Resumo
Era uma vez, em uma propriedade de samurais de um determinado país, havia uma filha trabalhadora. O mestre da casa tinha dez pratos que valorizava muito.
Certa dia, a senhora disse: "Você roubou um prato, não foi?" A filha ficou surpresa e respondeu: "Eu não roubei nada!" No entanto, a senhora não acreditou nela e, enfurecido, o mestre a castigou com um chicote. Sentindo-se muito triste e sem modo de provar sua inocência, a filha pulou no poço.
Na verdade, na mesma ocasião, ninguém sabia que a senhora havia quebrado um dos pratos e jogado os pedaços no poço.
Dias depois, em uma noite de verão, algo estranho aconteceu próximo ao poço. O fantasma da filha apareceu e começou a contar os pratos. "Um, dois, três..." contava com uma voz triste. Porém, sempre que chegava a "nove", ela não conseguia dizer "dez" e começava a chorar, desaparecendo no poço.

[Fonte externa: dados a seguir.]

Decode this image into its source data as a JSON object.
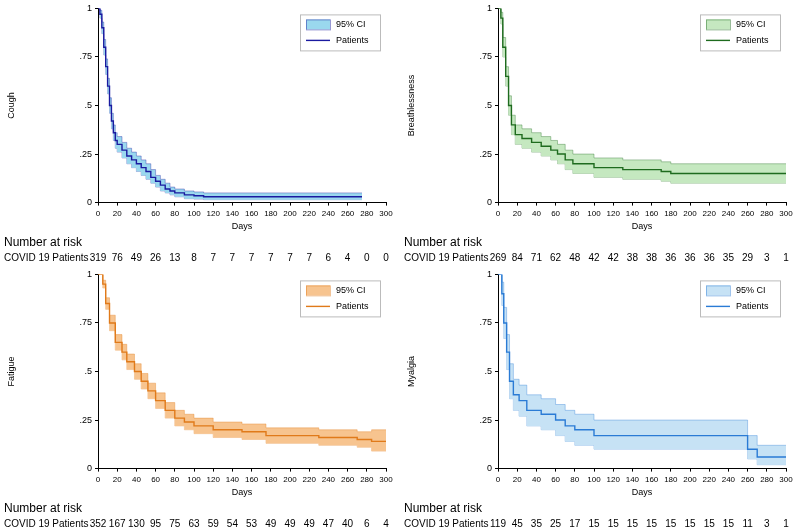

Esse evento peculiar continuou todas as noites. As pessoas ao redor começaram a chamar a casa de "Casa dos Pratos".
Certa noite, o mestre se reuniu com seus companheiros e disse: "Com certeza, a filha não conseguirá descansar em paz. Vou purificar o fantasma."
Naquela noite, o mestre se escondeu perto do poço e esperou pelo fantasma. Então, nas trevas da noite, o fantasma da filha em um quimono branco apareceu, com os cabelos longos soltos. Ela começou a contar como sempre: "Um, dois, três...". Então, o mestre gritou: "Dez!"
No instante seguinte, o fantasma desapareceu e nunca mais voltou a aparecer.
Dessa forma, a indignação da filha foi resolvida e a tranquilidade voltou à propriedade.